Scientific impact and leverage
Since CMARs inception in 2012, it has demonstrated clear progress towards becoming an internationally competitive centre of excellence in musculoskeletal (MSK) ageing research with significant ability to leverage further funding and influence, at the end of the first phase (September 2017) this was evidenced by:
£72.17 million gained in competitive funding for its research
392 scientific papers and reviews published with 152 in high impact journals
Influencing frontline scientific debate through >100 invitations to speak at leading national and international conferences, organising symposia at major UK conferences and overseas
Contribution to health policy outputs for ARUK (Musculoskeletal Ageing and Health: A Public Health Perspective) and government inquiries (House of Commons Health Select committee inquiry on Physical Activity and Diet)
Contributions to expert think-tank events (Influencing the Trajectories of Ageing, The Academy of Medical Sciences)

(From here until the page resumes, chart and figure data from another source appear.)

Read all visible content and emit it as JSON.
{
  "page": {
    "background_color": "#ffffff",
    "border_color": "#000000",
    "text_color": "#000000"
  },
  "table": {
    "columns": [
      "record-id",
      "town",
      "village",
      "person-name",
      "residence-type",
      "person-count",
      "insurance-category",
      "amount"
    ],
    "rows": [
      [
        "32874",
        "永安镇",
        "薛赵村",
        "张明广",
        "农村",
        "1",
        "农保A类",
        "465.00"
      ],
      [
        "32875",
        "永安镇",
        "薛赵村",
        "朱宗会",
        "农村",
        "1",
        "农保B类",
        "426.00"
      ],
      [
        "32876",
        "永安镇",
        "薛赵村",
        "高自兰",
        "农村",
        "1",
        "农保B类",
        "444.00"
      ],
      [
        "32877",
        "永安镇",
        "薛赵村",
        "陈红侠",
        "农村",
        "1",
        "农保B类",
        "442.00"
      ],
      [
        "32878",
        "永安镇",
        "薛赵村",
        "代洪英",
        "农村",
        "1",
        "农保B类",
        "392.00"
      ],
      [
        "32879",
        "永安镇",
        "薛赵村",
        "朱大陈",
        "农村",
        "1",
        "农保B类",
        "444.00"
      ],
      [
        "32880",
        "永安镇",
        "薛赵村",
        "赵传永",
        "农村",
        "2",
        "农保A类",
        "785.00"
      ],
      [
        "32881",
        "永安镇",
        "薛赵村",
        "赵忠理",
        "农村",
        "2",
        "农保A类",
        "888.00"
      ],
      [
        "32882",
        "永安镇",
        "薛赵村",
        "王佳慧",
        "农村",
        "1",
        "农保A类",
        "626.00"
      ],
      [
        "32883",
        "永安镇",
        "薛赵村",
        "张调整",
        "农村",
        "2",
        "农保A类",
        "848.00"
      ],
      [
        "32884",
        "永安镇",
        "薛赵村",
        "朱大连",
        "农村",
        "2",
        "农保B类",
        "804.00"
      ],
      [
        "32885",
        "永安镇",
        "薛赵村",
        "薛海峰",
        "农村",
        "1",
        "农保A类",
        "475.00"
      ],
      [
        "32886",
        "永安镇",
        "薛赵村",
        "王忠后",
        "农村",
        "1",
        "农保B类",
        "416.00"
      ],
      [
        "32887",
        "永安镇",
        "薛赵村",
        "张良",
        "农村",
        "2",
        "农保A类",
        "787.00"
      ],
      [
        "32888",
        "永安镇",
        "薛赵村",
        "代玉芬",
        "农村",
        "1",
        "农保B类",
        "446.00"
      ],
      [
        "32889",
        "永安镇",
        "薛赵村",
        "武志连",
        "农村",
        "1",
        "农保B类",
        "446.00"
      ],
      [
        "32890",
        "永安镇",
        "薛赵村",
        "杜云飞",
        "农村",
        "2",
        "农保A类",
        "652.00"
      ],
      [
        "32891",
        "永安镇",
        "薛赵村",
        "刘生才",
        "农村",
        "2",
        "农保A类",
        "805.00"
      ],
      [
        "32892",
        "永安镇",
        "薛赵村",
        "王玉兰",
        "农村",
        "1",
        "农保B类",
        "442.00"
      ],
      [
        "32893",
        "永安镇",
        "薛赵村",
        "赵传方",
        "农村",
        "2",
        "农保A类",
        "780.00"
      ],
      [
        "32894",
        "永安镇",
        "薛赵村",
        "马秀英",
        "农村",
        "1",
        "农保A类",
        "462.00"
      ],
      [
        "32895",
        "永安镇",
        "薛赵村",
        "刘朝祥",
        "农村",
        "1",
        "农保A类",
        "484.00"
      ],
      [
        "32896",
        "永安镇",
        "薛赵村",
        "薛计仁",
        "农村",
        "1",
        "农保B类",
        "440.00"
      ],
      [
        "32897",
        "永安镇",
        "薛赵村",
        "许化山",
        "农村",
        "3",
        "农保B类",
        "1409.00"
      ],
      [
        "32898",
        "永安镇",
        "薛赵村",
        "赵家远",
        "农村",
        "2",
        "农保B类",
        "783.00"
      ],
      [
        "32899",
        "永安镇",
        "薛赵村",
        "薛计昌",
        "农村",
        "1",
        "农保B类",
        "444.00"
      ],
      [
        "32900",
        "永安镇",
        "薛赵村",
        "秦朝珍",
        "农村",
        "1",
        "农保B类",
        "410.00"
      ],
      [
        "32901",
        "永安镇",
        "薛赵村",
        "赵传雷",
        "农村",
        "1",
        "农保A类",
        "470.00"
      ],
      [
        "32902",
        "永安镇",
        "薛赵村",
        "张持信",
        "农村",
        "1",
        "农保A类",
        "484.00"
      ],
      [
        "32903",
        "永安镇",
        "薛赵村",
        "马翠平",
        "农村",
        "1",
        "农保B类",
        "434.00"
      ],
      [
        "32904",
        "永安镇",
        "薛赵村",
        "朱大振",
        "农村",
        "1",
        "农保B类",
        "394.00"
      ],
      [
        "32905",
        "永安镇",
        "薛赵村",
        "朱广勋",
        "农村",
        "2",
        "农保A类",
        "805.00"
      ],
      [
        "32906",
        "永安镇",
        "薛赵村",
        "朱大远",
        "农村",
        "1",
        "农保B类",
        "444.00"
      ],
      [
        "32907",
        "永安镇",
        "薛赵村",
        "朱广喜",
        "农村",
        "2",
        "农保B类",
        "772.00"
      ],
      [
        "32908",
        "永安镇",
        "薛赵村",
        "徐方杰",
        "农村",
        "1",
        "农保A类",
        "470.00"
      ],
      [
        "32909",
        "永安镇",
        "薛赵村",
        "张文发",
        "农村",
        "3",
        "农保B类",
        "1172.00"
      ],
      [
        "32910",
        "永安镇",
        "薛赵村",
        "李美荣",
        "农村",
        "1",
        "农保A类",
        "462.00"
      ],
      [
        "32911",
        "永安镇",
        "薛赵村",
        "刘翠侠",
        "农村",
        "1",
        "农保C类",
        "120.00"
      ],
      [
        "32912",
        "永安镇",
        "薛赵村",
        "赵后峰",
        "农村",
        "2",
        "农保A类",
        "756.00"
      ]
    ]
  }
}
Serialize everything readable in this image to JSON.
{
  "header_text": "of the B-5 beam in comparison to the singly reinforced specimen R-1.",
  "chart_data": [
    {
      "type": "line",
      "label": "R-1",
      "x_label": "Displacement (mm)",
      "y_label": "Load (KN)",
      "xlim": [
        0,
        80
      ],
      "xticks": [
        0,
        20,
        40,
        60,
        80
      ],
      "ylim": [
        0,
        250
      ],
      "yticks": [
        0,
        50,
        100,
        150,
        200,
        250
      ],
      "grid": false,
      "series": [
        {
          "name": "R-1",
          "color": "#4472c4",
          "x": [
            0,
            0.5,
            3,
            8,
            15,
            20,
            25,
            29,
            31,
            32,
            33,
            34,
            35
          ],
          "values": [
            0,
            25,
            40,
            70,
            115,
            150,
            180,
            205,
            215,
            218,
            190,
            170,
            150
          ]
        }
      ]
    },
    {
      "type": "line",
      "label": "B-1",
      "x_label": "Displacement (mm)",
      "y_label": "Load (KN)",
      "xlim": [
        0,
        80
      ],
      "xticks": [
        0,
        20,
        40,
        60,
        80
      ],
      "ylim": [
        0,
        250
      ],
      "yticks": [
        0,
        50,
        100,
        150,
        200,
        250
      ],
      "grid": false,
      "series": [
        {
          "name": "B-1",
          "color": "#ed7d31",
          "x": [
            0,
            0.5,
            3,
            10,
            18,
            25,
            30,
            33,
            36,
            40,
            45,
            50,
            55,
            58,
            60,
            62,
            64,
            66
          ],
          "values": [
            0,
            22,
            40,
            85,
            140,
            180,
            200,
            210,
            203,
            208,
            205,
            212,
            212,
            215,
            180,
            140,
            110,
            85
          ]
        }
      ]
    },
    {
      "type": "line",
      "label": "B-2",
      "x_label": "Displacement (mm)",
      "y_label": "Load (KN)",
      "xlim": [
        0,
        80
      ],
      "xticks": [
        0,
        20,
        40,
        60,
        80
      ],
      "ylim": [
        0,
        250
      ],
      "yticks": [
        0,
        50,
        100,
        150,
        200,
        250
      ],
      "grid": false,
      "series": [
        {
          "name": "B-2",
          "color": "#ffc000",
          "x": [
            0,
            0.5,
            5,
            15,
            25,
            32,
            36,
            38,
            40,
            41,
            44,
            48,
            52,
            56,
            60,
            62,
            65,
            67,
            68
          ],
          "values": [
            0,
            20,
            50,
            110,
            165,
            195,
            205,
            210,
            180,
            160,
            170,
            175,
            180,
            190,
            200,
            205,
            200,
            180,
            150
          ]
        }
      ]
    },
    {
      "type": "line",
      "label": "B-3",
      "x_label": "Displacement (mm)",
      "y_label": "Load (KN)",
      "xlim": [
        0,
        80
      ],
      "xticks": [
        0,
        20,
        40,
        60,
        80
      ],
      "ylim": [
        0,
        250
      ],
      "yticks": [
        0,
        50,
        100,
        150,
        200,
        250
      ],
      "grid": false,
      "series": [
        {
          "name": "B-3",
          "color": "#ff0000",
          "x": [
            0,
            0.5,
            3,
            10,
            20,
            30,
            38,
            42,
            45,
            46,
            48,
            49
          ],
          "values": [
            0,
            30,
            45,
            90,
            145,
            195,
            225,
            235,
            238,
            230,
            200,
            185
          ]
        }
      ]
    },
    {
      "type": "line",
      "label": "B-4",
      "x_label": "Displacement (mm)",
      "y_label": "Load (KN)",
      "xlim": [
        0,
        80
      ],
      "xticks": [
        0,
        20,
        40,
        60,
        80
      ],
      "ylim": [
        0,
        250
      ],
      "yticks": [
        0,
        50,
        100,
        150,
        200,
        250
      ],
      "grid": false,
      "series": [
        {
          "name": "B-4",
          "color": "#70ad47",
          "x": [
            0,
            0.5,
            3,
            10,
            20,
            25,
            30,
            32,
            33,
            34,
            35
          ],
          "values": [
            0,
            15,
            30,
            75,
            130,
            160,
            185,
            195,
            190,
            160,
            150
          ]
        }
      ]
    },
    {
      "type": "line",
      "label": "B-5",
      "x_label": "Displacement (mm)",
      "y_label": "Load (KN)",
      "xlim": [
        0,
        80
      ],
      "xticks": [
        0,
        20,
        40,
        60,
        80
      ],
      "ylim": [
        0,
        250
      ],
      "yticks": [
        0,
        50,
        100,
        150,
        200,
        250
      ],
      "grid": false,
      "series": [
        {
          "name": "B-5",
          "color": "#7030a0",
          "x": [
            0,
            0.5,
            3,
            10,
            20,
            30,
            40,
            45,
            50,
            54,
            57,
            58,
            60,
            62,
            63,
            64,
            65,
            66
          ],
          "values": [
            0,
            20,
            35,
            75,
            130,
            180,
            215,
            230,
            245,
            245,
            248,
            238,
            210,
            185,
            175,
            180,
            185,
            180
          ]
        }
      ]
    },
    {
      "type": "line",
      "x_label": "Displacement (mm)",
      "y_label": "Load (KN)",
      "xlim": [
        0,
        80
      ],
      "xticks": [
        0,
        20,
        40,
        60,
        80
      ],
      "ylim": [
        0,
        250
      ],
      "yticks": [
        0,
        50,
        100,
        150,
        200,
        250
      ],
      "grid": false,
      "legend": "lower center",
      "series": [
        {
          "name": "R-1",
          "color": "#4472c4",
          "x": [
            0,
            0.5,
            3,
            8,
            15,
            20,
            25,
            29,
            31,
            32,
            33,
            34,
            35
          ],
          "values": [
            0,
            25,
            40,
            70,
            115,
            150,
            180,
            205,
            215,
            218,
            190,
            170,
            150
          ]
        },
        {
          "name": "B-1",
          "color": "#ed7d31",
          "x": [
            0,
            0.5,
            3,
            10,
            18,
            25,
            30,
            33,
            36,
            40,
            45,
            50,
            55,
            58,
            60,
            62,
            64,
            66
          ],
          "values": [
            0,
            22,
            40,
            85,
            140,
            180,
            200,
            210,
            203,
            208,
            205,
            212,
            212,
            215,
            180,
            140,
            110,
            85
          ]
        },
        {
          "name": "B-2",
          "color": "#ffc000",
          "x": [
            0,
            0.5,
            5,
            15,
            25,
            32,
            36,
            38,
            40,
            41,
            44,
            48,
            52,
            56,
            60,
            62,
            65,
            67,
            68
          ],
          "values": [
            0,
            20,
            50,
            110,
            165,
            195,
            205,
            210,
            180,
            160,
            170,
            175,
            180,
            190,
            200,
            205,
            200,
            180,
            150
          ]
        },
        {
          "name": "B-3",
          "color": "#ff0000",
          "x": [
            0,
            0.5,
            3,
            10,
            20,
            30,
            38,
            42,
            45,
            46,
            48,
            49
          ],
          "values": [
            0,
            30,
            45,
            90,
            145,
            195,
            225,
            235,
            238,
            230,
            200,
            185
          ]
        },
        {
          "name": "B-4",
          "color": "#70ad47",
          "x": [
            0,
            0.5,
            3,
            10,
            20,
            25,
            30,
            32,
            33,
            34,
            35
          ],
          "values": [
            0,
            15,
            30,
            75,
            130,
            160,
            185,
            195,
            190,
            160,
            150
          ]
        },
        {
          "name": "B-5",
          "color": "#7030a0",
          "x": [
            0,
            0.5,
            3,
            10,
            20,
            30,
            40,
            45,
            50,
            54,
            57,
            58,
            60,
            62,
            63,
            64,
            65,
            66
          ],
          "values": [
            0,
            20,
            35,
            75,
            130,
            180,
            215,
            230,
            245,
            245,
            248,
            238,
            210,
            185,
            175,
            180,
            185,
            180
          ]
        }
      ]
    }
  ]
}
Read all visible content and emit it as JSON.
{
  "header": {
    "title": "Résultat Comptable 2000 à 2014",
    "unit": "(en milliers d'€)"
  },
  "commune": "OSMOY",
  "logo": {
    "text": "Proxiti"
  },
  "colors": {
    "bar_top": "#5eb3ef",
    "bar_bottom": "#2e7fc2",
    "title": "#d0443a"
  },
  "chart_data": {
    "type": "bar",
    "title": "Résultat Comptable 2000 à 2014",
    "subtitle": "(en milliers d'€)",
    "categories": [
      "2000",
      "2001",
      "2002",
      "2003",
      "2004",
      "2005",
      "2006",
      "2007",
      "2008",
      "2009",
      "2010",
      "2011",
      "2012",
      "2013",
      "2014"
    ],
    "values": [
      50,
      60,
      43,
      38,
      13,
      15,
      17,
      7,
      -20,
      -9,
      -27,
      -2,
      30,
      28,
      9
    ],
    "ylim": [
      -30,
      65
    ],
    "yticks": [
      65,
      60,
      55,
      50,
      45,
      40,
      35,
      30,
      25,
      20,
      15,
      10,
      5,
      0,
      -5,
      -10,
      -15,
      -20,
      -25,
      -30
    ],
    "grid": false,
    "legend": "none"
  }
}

Establishing novel, large-scale technology platforms in stable isotope quantification of substrate and tissue turnover and metabolomics with associated training activity to meet national skills gaps
Building research capacity through 20 new academic appointments, a strong PhD programme, a new MSc in the topic, and promotion of centre researchers to permanent posts
Influencing public and patient understanding of MSK ageing through extensive public engagement activity
The award of the Centre has given us significant further influence locally and nationally by ensuring MSK ageing is a key element of other major research initiatives such as the Arthritis Research UK Centre for Rheumatoid Pathogenesis (the University of Birmingham is a partner), the NIHR trauma centre at the University of Birmingham, the Arthritis Research UK Centre for Sport, Exercise and OA (led by the University of Nottingham).
- We are also continuing to impact future research strategy by keeping MSK ageing at the forefront of planned major research activities such as the Defence and National Rehabilitation Centre (DNRC), which involves both the University of Birmingham and the University of Nottingham, and the recent NIHR BRC awards with MSK themes in the bids from the University of Birmingham and the University of Nottingham.
- The Centre has also catalysed further local commitment to MSK ageing research such that it is now a research focus at both the University of Birmingham and the University of Nottingham. This is a major achievement given that neither partner had worked together before phase one of CMAR began.